Il borsino delle ingiustizie

12 agosto. Tra un’oretta chiudo tutto e vengo via, ma prima di chiudermi la porta dello studio alle spalle per tre settimane provo a mettere un po’ d’ordine tra i fascicoli che sono finiti sulla mia scrivania in questo 2015/2016, e confrontare questa approssimativa statistica con quelle altrettanto approssimative degli anni scorsi.

Su un campione di una cinquantina di nuove pratiche (dunque non conto quelle che sono proseguite dall’annata precedente, così come non considero “pratiche” le vicende per cui mi sono limitato a fornire un parere, ma solo quelle per cui ho perlomeno scritto alla controparte), quelle in cui un lavoratore subordinato a tempo indeterminato ha perso il posto di lavoro continuano a essere la maggioranza: come lo scorso anno sono poco più di un terzo del totale. Non tutti sono tecnicamente “licenziamenti”: in alcuni casi si tratta di recessi durante il periodo di prova, in altri (come questo) di finte dimissioni, in altri ancora di cooperative che, pur senza licenziare il socio lavoratore, lo lasciano senza lavoro e senza retribuzione, in virtù (e anche in abuso, in molti casi) dei “privilegi” che la legge concede loro. La mia idea personale, considerato che la stragrande maggioranza dei soci lavoratori di cooperative subisce condizioni – retributive e normative – notevolmente peggiori ed è ancora più ricattabile dei dipendenti di società “normali”, è che dovrebbe essere vietato alle cooperative di svolgere attività economiche in forma d’impresa (sì, anche modificando la Costituzione, se necessario). I licenziamenti et similia che mi sono ritrovato ad affrontare sono quasi tutti per (asserite) ragioni economiche, e cominciano ad arrivare anche i primi licenziamenti di lavoratori assunti con il jobs act: per costoro la prospettiva è decisamente grama – ben che vada, anche se lavorano per aziende con più di quindici dipendenti e anche se le ragioni del licenziamento sono palesemente fasulle, otterranno in risarcimento quattro mesi di stipendio; il posto di lavoro, invece, se lo possono scordare, con buona pace dei proclami del governo che pure aveva pagato profumatamente le aziende in incentivi pur di poter sbandierare una inesistente inversione di tendenza.
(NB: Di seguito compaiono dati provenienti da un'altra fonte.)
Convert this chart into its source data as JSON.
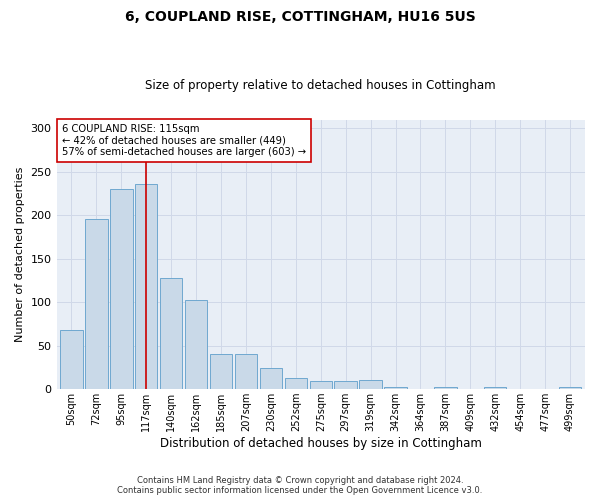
{
  "title": "6, COUPLAND RISE, COTTINGHAM, HU16 5US",
  "subtitle": "Size of property relative to detached houses in Cottingham",
  "xlabel": "Distribution of detached houses by size in Cottingham",
  "ylabel": "Number of detached properties",
  "bar_labels": [
    "50sqm",
    "72sqm",
    "95sqm",
    "117sqm",
    "140sqm",
    "162sqm",
    "185sqm",
    "207sqm",
    "230sqm",
    "252sqm",
    "275sqm",
    "297sqm",
    "319sqm",
    "342sqm",
    "364sqm",
    "387sqm",
    "409sqm",
    "432sqm",
    "454sqm",
    "477sqm",
    "499sqm"
  ],
  "bar_values": [
    68,
    196,
    230,
    236,
    128,
    103,
    41,
    41,
    24,
    13,
    9,
    9,
    10,
    3,
    0,
    3,
    0,
    3,
    0,
    0,
    3
  ],
  "bar_color": "#c9d9e8",
  "bar_edge_color": "#6fa8d0",
  "vline_x": 3.0,
  "vline_color": "#cc0000",
  "annotation_text": "6 COUPLAND RISE: 115sqm\n← 42% of detached houses are smaller (449)\n57% of semi-detached houses are larger (603) →",
  "annotation_box_color": "#ffffff",
  "annotation_box_edge_color": "#cc0000",
  "ylim": [
    0,
    310
  ],
  "yticks": [
    0,
    50,
    100,
    150,
    200,
    250,
    300
  ],
  "grid_color": "#d0d8e8",
  "background_color": "#e8eef6",
  "footer_line1": "Contains HM Land Registry data © Crown copyright and database right 2024.",
  "footer_line2": "Contains public sector information licensed under the Open Government Licence v3.0."
}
L’altro grosso campo di intervento è il mancato pagamento di retribuzioni e/o TFR. In diversi casi (come in questo) la vicenda assume contorni inequivocabilmente loschi, e per recuperare almeno una parte del malloppo è necessario passare attraverso le lungaggini di un fallimento; in altri – quelli in cui alla fine si riesce a ottenere soddisfazione senza ricorrere al Fondo di garanzia dell’INPS – invece sembra più un tentativo di piccole aziende in difficoltà di rimanere a galla posticipando i pagamenti (a scapito dei propri dipendenti che a loro volta hanno mutui, famiglie, etc.). In un numero fortunatamente piccolo di casi è sostanzialmente impossibile riuscire a recuperare qualcosa: è passato troppo tempo, l’impresa è troppo piccola per fallire e comunque i crediti non sono coperti dall’INPS. Forse se i datori di lavoro insolventi rischiassero davvero qualcosa, questi casi diminuirebbero.

Le controversie sui precari sono diminuite considerevolmente, e sono più che dimezzate rispetto a due anni fa. Sono le conseguenze prevedibili delle riforme che si sono accavallate negli ultimi anni, dalla Fornero fino al jobs act passando per il “decreto Poletti” del 2014. Contratti a termine e in somministrazione non sono ovviamente spariti, ma è sparita sostanzialmente la possibilità di impugnarli dal momento che l’unico limite alla possibilità di mantenere questo tipo di contratti precari è quello dei 36 mesi – un limite che le aziende non hanno difficoltà a rispettare. In quest’ultimo anno me ne sono capitati giusto un paio, probabilmente gli ultimi tra quelli stipulati prima di marzo 2014. In compenso sono diversi i casi di lavoro nero, di lavoro solo formalmente autonomo e anche di abuso di voucher (di cui ho parlato qui).

Nel restante (circa) venti per cento spiccano le controversie relative a infortuni, causati perlopiù dall’inosservanza dei presidi di sicurezza da parte del datore di lavoro.

Se vi interessano i bilanci degli anni scorsi, sono qui, qui e qui. Io adesso stacco per un po’, ne riparliamo a settembre.